Nesta perspectiva, ao estabelecermos um tecto, nenhum funcionário público deveria ganhar menos do que 50% do salário do Presidente da República. Com a distribuição salarial (de uma forma geral) dentro desta banda, traria à função pública uma justiça salarial o que faria com que a corrupção viesse a diminuir. É de extrema importância que todos os servidores do Estado se sintam tratados com justiça e sem justiça salarial esse sentimento não existe. É por isso que a justiça salarial é o catalisador da corrupção em Angola.
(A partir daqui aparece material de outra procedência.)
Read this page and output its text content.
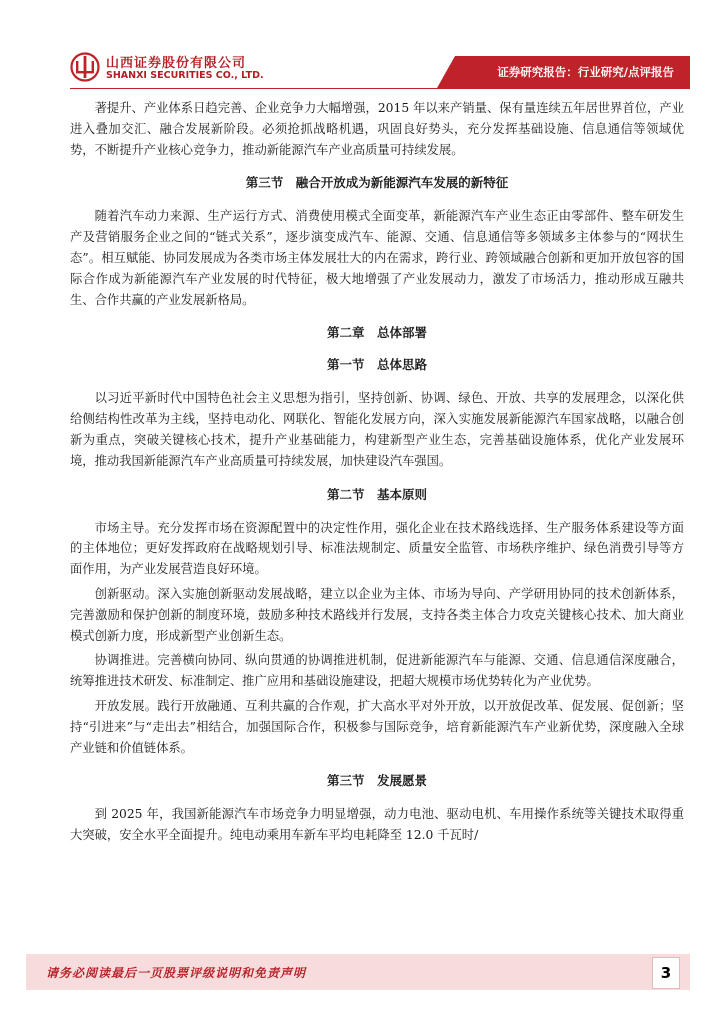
山西证券股份有限公司
SHANXI SECURITIES CO., LTD.	证券研究报告：行业研究/点评报告

著提升、产业体系日趋完善、企业竞争力大幅增强，2015 年以来产销量、保有量连续五年居世界首位，产业进入叠加交汇、融合发展新阶段。必须抢抓战略机遇，巩固良好势头，充分发挥基础设施、信息通信等领域优势，不断提升产业核心竞争力，推动新能源汽车产业高质量可持续发展。

第三节　融合开放成为新能源汽车发展的新特征

随着汽车动力来源、生产运行方式、消费使用模式全面变革，新能源汽车产业生态正由零部件、整车研发生产及营销服务企业之间的“链式关系”，逐步演变成汽车、能源、交通、信息通信等多领域多主体参与的“网状生态”。相互赋能、协同发展成为各类市场主体发展壮大的内在需求，跨行业、跨领域融合创新和更加开放包容的国际合作成为新能源汽车产业发展的时代特征，极大地增强了产业发展动力，激发了市场活力，推动形成互融共生、合作共赢的产业发展新格局。

第二章　总体部署
第一节　总体思路

以习近平新时代中国特色社会主义思想为指引，坚持创新、协调、绿色、开放、共享的发展理念，以深化供给侧结构性改革为主线，坚持电动化、网联化、智能化发展方向，深入实施发展新能源汽车国家战略，以融合创新为重点，突破关键核心技术，提升产业基础能力，构建新型产业生态，完善基础设施体系，优化产业发展环境，推动我国新能源汽车产业高质量可持续发展，加快建设汽车强国。

第二节　基本原则

市场主导。充分发挥市场在资源配置中的决定性作用，强化企业在技术路线选择、生产服务体系建设等方面的主体地位；更好发挥政府在战略规划引导、标准法规制定、质量安全监管、市场秩序维护、绿色消费引导等方面作用，为产业发展营造良好环境。

创新驱动。深入实施创新驱动发展战略，建立以企业为主体、市场为导向、产学研用协同的技术创新体系，完善激励和保护创新的制度环境，鼓励多种技术路线并行发展，支持各类主体合力攻克关键核心技术、加大商业模式创新力度，形成新型产业创新生态。

协调推进。完善横向协同、纵向贯通的协调推进机制，促进新能源汽车与能源、交通、信息通信深度融合，统筹推进技术研发、标准制定、推广应用和基础设施建设，把超大规模市场优势转化为产业优势。

开放发展。践行开放融通、互利共赢的合作观，扩大高水平对外开放，以开放促改革、促发展、促创新；坚持“引进来”与“走出去”相结合，加强国际合作，积极参与国际竞争，培育新能源汽车产业新优势，深度融入全球产业链和价值链体系。

第三节　发展愿景

到 2025 年，我国新能源汽车市场竞争力明显增强，动力电池、驱动电机、车用操作系统等关键技术取得重大突破，安全水平全面提升。纯电动乘用车新车平均电耗降至 12.0 千瓦时/

请务必阅读最后一页股票评级说明和免责声明	3
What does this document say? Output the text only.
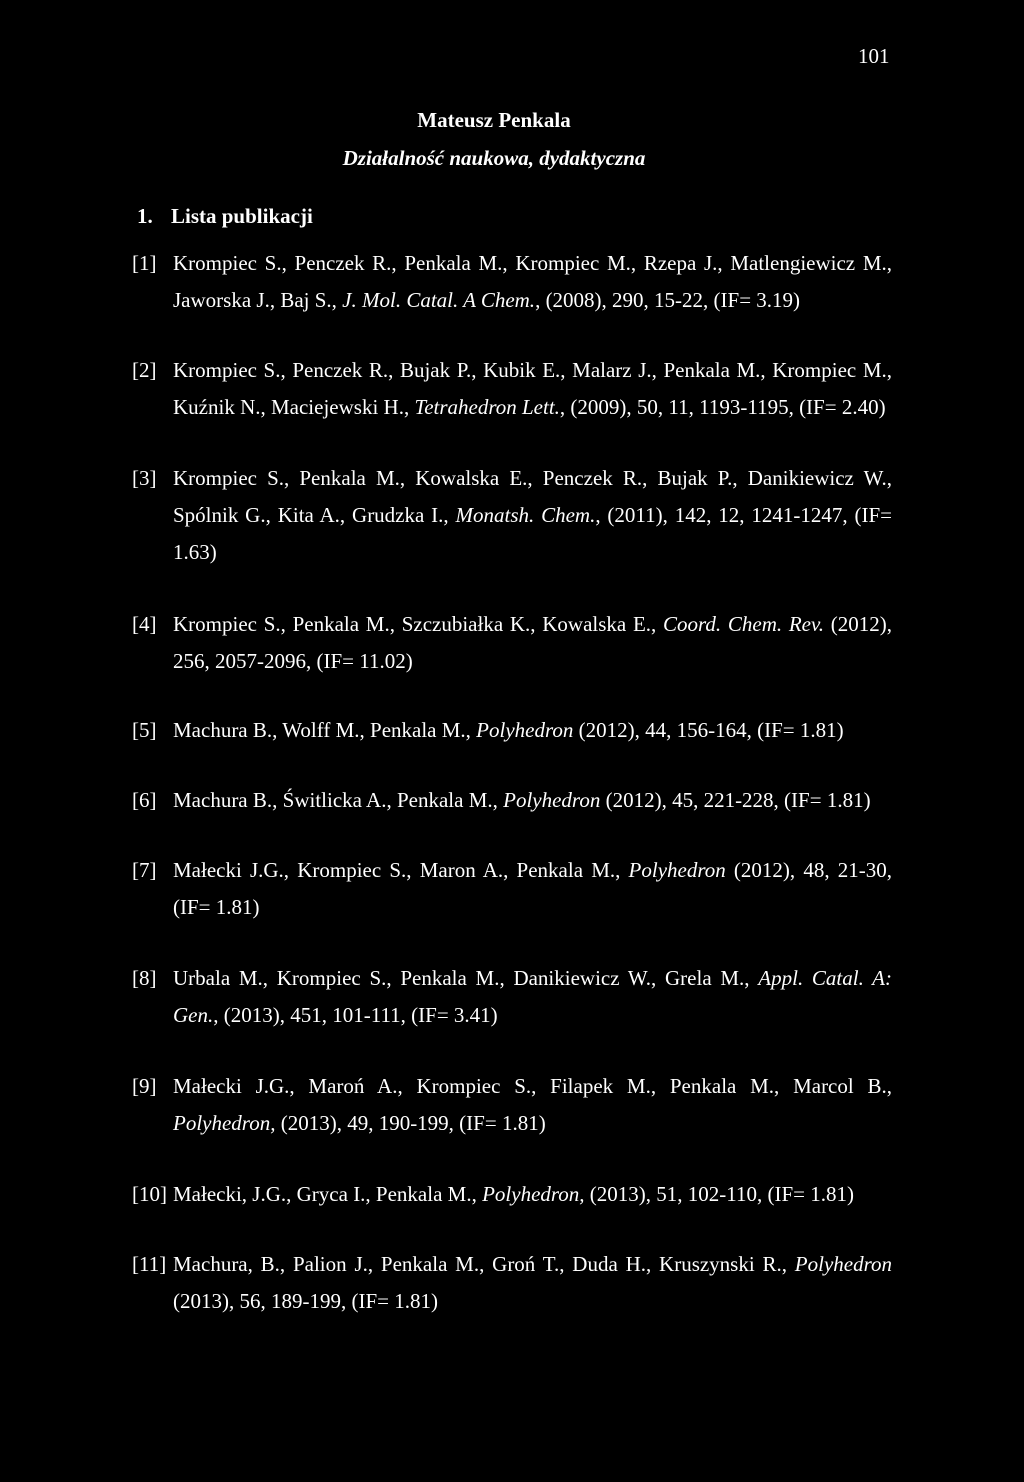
101
Mateusz Penkala
Działalność naukowa, dydaktyczna
1. Lista publikacji
[1] Krompiec S., Penczek R., Penkala M., Krompiec M., Rzepa J., Matlengiewicz M., Jaworska J., Baj S., J. Mol. Catal. A Chem., (2008), 290, 15-22, (IF= 3.19)
[2] Krompiec S., Penczek R., Bujak P., Kubik E., Malarz J., Penkala M., Krompiec M., Kuźnik N., Maciejewski H., Tetrahedron Lett., (2009), 50, 11, 1193-1195, (IF= 2.40)
[3] Krompiec S., Penkala M., Kowalska E., Penczek R., Bujak P., Danikiewicz W., Spólnik G., Kita A., Grudzka I., Monatsh. Chem., (2011), 142, 12, 1241-1247, (IF= 1.63)
[4] Krompiec S., Penkala M., Szczubiałka K., Kowalska E., Coord. Chem. Rev. (2012), 256, 2057-2096, (IF= 11.02)
[5] Machura B., Wolff M., Penkala M., Polyhedron (2012), 44, 156-164, (IF= 1.81)
[6] Machura B., Świtlicka A., Penkala M., Polyhedron (2012), 45, 221-228, (IF= 1.81)
[7] Małecki J.G., Krompiec S., Maron A., Penkala M., Polyhedron (2012), 48, 21-30, (IF= 1.81)
[8] Urbala M., Krompiec S., Penkala M., Danikiewicz W., Grela M., Appl. Catal. A: Gen., (2013), 451, 101-111, (IF= 3.41)
[9] Małecki J.G., Maroń A., Krompiec S., Filapek M., Penkala M., Marcol B., Polyhedron, (2013), 49, 190-199, (IF= 1.81)
[10] Małecki, J.G., Gryca I., Penkala M., Polyhedron, (2013), 51, 102-110, (IF= 1.81)
[11] Machura, B., Palion J., Penkala M., Groń T., Duda H., Kruszynski R., Polyhedron (2013), 56, 189-199, (IF= 1.81)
A situação actual deve-se ao parto difícil que o Estado teve de enfrentar em 1975. Com o desaparecimento dos quadros da função pública colonial, houve necessidade de preencher o espaço deixado com o que houvesse a mão de semear. Foi assim que se perdeu o respeito pela função pública, uma vez que o Executivo preencheu esse vazio não com funcionários capazes ou conhecedores da função, mas com os seus simpatizantes e militantes, na maioria dos casos incompetentes e como tal fácil de se corromperem. A corrupção aparece na função pública ao resolver antes de mais os problemas dos camaradas. Aliás, o que se verifica ainda hoje é que, nas empresas do Estado onde se pagam salários pornográficos, estão principalmente as crias dos executivos anteriores e demais tentáculos do partido no poder.

Contrariamente ao que se pratica, os deputados não devem auferir quaisquer salários uma vez que são candidatos voluntários em missão de serviço temporário. Os deputados não são funcionários públicos nem foram admitidos por concurso público. Quiçás, são funcionários do partido que representam.Os deputados poderão eventualmente beneficiar de prémios de presença e assiduidade e provavelmente de bónus de desempenho a serem distribuídos directamente pelo presidente do Tribunal Supremo. A menos que passem a ser funcionários públicos com perfil específico e curriculum adequado às funções que desempenharem, comprometendo-se a não terem quaisquer negócios por fora.

Só assim, iremos corrigir o que está mal e melhorar o que está bem. E quem ganhará é o povo. O futuro promete.